Schutzfaktor 18 - Beate Dölling (ab ca. 14 J.)

  • Manchmal gibt es Bücher, die einem beim Lesen glauben machen, daß die AutorInnen eigentlich gar nicht schreiben, sondern zaubern. So ein Buch ist ‚Schutzfaktor 18’, die Geschichte von Anna und Vanessa. Und den Ameisen.


    Anna ist achtzehn, hat gerade die Schule abgeschlossen und wird im September ihre Ausbildung in einem Geschäft für Bastel - und Künstlerbedarf beginnen. Zeichnen ist ihre bevorzugte Beschäftigung, sich aber gleich auf eine Künstlerinnenausbildung zu stürzen, ist ihr ein wenig unheimlich. Anna ist vernünftig.
    Der Sommer in Hannover aber ist verregnet und langweilig. Was also konnte Besseres passieren als eine Einladung ihrer Schulfreundin Vanessa, deren Vater in einem kleinen Touristenort in der Nähe von Barcelona eine Bar besitzt? Annas Eltern stimmen zu, es ist die Art Eltern, die man mit Vornamen ansprechen darf und die sich ernsthaft bemühen, nicht allzusehr Eltern zu sein. Tatsächlich gestaltet sich der Einstieg in die Geschichte fast zu idyllisch. Wenn man nicht sehr genau liest.


    Ähnlich idyllisch die Ankunft in Spanien. Es scheint Spannungen zu geben zwischen Vanessa und ihrem Vater, doch ist nichts wirklich Ungewöhnliches. Die kleinen Sticheleien zwischen Anna und Vanessa scheinen ebenfalls die üblichen Frotzeleien unter Mädchen zu sein. Überhaupt ist das alles ganz unwichtig angesichts der Tatsache, daß Vanessa einen tollen Job hat als Immobilienmaklerin und eine eigene Wohnung hinter dem Büro, mit Blick direkt aufs Meer. Fehlen nur noch Disco und Männer.
    Dafür sorgt Vanessa umgehend, ist sie nicht die heimliche Königin der kleinen Siedlung? Kopfüber stürzt Anna ins süße wilde Jetzt, verfällt dem Rausch von Strandleben, heißen Discos und ebenso heißen Typen. Nicht zuletzt verfällt sie Vanessa, so wie früher schon in der Schule. Vanessa, der Schönen, Unwiderstehlichen, Vanessa der Siegerin.
    Die Ereignisse nicht zuletzt in Liebesangelegenheiten verwirren sich jedoch dergestalt, daß Anna allmählich aufwacht. Die Realität, die sich hinter dem zeigt, was sie bis dahin so bewundert hat, ist wenig schön. Auch mit Vanessa muß sich Anna endlich auseinandersetzen.

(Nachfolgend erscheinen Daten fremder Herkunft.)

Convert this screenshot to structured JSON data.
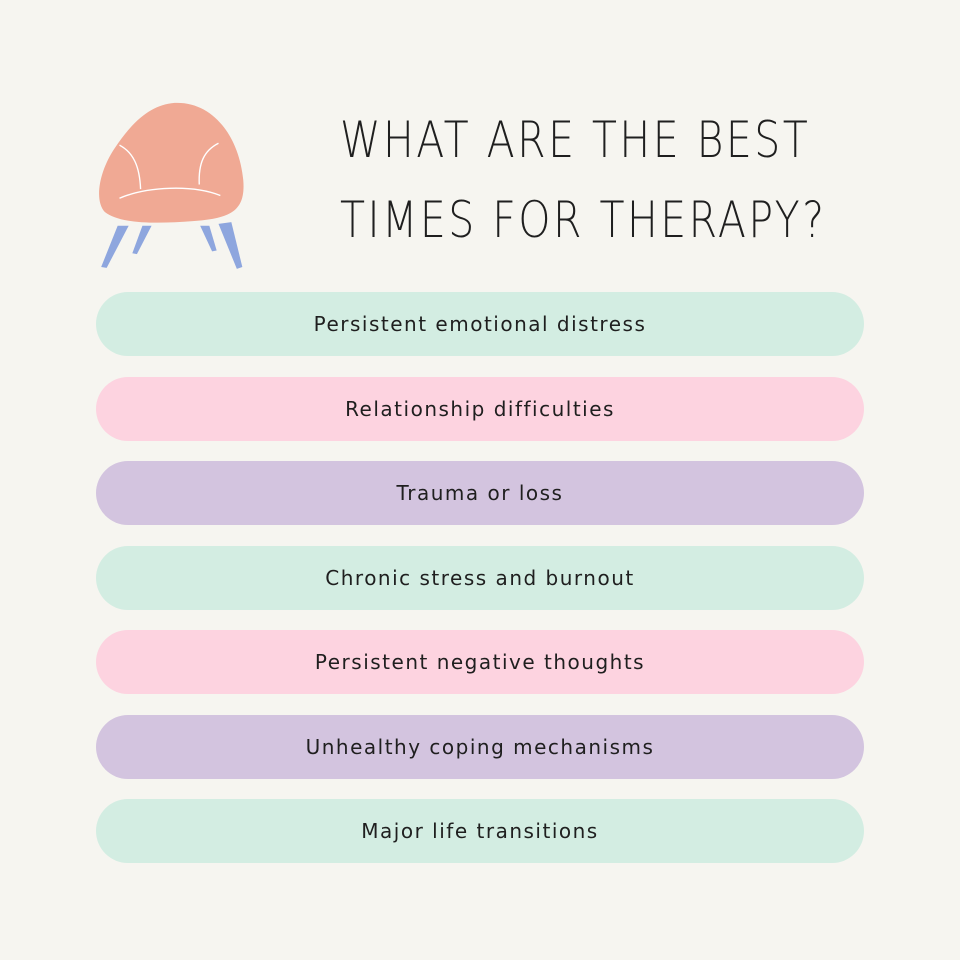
{
  "title": {
    "line1": "What are the best",
    "line2": "times for therapy?"
  },
  "icon": "armchair-illustration",
  "colors": {
    "background": "#f6f5f0",
    "mint": "#d3ede2",
    "pink": "#fdd3e0",
    "lavender": "#d3c4df",
    "chair": "#f0a994",
    "legs": "#8ea6de"
  },
  "items": [
    {
      "label": "Persistent emotional distress",
      "color": "#d3ede2"
    },
    {
      "label": "Relationship difficulties",
      "color": "#fdd3e0"
    },
    {
      "label": "Trauma or loss",
      "color": "#d3c4df"
    },
    {
      "label": "Chronic stress and burnout",
      "color": "#d3ede2"
    },
    {
      "label": "Persistent negative thoughts",
      "color": "#fdd3e0"
    },
    {
      "label": "Unhealthy coping mechanisms",
      "color": "#d3c4df"
    },
    {
      "label": "Major life transitions",
      "color": "#d3ede2"
    }
  ]
}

    Erzählt wird in einer einfachen Sprache, so schlicht, daß sie einem zunächst geradezu unbeholfen vorkommt. Erst nach ein paar Seiten merkt man, daß selbst die einfachsten Wörter ihre Bedeutung im Gesamtzusammenhang haben, daß sie Brüche markieren können, auf atmosphärische Veränderungen hinweisen und auf die krude Wahrheit hinter dem schönen Schein. Ebenso sorgfältig wie die Sprache ist der Aufbau des Buchs, vier Teile gibt es, Wind, Wasser, Ameisen, Erde und die Titel passen perfekt zu den Ereignissen.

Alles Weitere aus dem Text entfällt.